I was just starting to hope that we had a way in when one of the runners shouted, pointing down the street. There was the unmistakable outline of a shambler, shuffling brokenly towards us. There were dismayed noises on both sides of the chemistry department’s walls.

“They followed you! Why did you bring them here?” Dr Kostoya demanded.

“We came from the other direction,” Matt pointed out.

“Move the injured,” I said, going to grab Dillon. There was a flurry of movement as we shuffled our configuration, putting the young, weak and hurt inside a ring of healthier, fightier bodies. There are so many of us now that there was more confusion than consensus and the whole thing took longer than I liked. It’s a good thing that the shamblers don’t move too fast. By the time we were done, there were three of them in sight.

We don’t go anywhere without being armed any more, bearing weapons on our packs without thought. Like soldiers with their swords and shields strapped to their backs. We’re even getting practiced at taking down the shamblers – bait in front, hitter behind going for the head. Some habits are both comforting and disturbing.

Ben and Jersey took down the first one, and Thorpe stepped up to help deal with the the two behind it. By then, we could see more coming over the rise and my stomach headed for my shoes. There were so many that we would struggle too keep them off us. We didn’t even dare to put our backs against the wall for fear of the waterfall protecting it.


“Kostoya, take the injured in,” I asked while the boys made sickening crunching noises on the shamblers. I tried not to flinch and failed. “Please, just the injured and the kids. They can’t be out here.”

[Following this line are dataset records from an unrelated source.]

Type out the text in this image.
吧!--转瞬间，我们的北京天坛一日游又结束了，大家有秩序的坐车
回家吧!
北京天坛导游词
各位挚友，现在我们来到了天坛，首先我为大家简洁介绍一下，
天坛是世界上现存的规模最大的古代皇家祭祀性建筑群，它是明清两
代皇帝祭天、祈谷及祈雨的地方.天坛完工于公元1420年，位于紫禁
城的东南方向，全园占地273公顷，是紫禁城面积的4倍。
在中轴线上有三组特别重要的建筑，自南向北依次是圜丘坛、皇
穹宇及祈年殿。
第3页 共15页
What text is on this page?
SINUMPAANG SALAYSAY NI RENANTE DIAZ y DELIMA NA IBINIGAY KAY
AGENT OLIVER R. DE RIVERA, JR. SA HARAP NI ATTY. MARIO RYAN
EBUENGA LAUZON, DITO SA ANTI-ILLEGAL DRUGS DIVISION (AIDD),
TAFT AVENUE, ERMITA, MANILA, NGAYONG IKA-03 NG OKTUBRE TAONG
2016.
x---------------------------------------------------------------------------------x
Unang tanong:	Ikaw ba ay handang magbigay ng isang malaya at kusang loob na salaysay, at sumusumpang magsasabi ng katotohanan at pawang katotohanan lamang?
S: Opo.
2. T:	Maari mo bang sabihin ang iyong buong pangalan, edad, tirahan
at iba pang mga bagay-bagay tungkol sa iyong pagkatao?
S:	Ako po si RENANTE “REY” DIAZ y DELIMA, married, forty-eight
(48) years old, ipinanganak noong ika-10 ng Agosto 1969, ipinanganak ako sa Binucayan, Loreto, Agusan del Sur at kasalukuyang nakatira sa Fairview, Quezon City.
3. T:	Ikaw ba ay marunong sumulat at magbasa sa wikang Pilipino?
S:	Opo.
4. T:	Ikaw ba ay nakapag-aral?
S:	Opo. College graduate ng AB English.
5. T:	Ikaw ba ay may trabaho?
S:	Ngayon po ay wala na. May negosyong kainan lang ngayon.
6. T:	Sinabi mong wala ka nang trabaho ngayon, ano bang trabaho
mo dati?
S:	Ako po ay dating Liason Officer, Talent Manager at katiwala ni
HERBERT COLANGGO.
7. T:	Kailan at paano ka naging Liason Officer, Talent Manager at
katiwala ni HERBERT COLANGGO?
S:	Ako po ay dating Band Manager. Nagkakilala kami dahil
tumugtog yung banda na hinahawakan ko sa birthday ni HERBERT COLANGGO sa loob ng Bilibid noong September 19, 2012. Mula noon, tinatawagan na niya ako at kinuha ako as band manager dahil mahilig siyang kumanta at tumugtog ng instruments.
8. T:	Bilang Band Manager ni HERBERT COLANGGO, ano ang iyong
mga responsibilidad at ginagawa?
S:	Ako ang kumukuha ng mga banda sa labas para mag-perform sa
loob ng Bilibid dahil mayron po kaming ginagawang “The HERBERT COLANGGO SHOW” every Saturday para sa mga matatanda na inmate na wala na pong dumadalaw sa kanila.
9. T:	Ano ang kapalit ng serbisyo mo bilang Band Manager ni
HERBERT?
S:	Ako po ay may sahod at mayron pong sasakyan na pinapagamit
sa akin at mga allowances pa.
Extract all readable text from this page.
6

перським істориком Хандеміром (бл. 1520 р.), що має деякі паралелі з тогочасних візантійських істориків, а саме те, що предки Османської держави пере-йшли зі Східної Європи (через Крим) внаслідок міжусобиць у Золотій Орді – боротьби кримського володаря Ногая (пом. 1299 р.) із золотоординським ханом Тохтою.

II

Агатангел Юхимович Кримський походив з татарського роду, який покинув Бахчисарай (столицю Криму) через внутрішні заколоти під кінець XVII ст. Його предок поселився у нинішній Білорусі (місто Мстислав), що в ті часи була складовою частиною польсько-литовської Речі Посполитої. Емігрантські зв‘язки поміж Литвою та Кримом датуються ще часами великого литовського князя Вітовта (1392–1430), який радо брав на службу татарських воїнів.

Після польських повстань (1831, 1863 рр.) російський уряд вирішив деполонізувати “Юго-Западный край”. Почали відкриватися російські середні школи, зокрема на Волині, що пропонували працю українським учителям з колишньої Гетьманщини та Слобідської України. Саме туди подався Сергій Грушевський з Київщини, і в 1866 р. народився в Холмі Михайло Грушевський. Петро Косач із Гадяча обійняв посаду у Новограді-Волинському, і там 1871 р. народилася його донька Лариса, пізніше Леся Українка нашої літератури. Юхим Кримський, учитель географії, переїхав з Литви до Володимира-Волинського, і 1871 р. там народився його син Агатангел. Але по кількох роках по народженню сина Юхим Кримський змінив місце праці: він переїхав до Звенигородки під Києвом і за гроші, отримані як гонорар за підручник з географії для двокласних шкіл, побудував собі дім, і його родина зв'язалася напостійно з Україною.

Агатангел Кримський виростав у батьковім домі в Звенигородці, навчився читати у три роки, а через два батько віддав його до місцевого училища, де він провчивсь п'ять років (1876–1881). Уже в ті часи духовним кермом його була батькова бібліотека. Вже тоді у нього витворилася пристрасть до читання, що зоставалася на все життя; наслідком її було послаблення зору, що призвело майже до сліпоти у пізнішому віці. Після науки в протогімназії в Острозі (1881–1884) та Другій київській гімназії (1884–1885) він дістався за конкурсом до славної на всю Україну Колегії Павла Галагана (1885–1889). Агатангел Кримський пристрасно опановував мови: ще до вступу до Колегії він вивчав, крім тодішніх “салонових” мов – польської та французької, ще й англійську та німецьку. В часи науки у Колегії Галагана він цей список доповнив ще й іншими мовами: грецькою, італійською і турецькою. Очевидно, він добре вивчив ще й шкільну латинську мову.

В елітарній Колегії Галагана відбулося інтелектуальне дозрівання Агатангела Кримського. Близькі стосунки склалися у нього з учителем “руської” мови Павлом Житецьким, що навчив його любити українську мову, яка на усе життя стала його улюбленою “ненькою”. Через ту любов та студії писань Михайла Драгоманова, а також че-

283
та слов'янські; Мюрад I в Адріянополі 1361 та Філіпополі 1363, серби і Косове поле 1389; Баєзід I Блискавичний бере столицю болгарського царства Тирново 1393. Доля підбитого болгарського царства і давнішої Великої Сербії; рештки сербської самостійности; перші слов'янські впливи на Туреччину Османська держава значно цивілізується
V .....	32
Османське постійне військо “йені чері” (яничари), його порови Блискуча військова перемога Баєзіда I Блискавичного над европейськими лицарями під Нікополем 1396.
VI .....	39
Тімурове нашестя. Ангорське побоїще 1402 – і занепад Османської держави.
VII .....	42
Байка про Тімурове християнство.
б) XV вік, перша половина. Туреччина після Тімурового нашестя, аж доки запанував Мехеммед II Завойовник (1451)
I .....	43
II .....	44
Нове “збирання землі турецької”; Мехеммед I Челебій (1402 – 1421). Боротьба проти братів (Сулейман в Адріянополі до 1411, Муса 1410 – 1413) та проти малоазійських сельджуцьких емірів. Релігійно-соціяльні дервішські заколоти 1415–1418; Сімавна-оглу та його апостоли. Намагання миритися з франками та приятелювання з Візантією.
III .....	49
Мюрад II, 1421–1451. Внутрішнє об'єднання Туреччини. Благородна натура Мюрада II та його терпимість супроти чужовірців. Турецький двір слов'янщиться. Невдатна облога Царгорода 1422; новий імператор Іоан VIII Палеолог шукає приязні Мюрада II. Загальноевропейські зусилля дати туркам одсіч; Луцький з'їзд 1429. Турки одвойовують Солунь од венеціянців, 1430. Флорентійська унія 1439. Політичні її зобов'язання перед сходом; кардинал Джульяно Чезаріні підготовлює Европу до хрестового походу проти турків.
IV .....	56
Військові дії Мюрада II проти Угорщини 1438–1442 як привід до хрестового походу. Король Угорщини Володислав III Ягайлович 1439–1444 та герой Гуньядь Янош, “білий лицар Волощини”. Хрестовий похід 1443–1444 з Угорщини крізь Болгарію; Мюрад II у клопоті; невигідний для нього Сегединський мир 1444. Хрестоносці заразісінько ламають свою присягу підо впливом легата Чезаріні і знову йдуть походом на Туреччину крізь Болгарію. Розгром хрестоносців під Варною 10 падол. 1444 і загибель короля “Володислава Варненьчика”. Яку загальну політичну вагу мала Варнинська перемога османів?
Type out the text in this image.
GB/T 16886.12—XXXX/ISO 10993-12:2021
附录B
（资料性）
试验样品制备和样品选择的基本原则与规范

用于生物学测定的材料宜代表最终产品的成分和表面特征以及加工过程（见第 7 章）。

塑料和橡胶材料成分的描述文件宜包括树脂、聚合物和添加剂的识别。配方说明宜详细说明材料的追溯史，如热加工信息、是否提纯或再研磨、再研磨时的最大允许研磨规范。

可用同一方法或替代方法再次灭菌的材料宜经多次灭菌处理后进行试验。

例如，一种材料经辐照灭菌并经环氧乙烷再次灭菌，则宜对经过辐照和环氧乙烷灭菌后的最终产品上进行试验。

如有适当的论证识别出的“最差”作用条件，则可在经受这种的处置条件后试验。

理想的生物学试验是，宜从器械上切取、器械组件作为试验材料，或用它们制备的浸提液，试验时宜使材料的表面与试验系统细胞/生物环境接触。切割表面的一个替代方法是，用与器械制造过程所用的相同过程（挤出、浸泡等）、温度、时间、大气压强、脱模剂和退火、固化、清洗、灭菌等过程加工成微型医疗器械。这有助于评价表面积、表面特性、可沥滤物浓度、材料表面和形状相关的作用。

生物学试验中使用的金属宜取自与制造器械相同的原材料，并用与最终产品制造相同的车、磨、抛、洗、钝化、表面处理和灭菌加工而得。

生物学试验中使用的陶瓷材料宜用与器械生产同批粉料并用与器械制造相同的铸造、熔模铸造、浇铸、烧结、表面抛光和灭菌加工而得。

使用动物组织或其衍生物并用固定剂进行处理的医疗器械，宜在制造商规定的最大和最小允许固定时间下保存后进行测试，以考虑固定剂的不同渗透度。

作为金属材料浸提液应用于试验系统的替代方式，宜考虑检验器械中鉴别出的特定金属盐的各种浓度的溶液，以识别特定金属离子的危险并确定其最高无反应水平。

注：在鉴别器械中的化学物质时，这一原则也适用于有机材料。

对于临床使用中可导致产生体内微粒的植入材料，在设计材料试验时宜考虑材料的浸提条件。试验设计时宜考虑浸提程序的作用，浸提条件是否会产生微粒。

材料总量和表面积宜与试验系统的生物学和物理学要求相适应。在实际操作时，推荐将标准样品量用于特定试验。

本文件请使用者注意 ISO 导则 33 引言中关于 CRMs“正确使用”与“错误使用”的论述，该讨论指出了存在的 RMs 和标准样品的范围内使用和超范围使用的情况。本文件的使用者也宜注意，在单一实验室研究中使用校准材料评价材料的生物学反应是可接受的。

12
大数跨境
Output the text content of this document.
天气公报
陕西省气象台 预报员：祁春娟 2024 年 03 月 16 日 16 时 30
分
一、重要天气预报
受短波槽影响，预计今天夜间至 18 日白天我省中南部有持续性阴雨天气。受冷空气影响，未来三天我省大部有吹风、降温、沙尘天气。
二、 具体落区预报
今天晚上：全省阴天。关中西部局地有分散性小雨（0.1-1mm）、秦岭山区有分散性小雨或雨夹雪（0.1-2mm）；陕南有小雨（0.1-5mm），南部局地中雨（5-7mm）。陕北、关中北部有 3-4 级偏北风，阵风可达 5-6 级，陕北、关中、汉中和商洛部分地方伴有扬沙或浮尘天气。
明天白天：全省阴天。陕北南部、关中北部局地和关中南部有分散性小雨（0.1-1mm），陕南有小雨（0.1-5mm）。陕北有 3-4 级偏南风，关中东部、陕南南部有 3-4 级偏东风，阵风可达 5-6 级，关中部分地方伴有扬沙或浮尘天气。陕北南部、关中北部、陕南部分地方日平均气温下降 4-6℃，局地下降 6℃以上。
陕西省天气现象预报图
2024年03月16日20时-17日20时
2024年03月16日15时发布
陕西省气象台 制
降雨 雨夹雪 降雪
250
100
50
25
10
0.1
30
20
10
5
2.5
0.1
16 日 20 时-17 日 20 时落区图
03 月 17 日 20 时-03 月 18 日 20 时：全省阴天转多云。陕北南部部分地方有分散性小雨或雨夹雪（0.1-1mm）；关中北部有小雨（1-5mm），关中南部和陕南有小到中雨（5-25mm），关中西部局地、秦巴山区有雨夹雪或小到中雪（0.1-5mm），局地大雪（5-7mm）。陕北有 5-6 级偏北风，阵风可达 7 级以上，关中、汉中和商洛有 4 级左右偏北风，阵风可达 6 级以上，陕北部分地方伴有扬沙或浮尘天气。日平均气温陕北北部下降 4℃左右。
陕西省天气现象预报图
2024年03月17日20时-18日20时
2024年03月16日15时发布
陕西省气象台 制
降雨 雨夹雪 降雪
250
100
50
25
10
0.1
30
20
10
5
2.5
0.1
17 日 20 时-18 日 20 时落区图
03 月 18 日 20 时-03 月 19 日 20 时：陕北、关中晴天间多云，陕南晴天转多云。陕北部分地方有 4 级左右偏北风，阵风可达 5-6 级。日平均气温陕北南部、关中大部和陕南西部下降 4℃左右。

I could barely see him for the reflection on the window, but I knew he was looking at me. I saw surprise slide into his expression. “You have children out there?”

“Yes! We need your help. Please.”

Someone called my name and I was pulled away to form up the front line. I tried to keep track of heads, told Nugget and Estebar to stay with Dillon. Ben was wincing like he was in pain and the other expressions around me were grim, even the Wolverines. They weren’t relishing the idea of this fight. The tips of bats and pipes and poles circled the air nervously.

“Come on then,” said a voice behind us. “Inside now, hurry.” Kostoya was at the door, holding it open, beckoning to us.

At first we didn”t dare trust him. The waterfall was high in our minds, a threat that might drip on us as we ducked inside. Kostoya had to step half out of the door before we would believe that he wasn’t going to turn the sprinklers on again. Then we harried the injured through the door and into the first room we came to. The doors snicked behind us and I didn’t know whether to feel safe or trapped.

When the shamblers got close to the building, we heard the drip of water again; Kostoya had turned the acid on again. The shamblers stopped and wavered for a few long moments, and then turned and headed away. We had no idea that the rainwater would drive them away so easily, but we hadn’t ever wanted to handle the damn stuff.

The shamblers are still wandering around the campus, so now here we are. Holed up in the chemistry department, trying to figure out who this Kostoya is and what he’s up to here.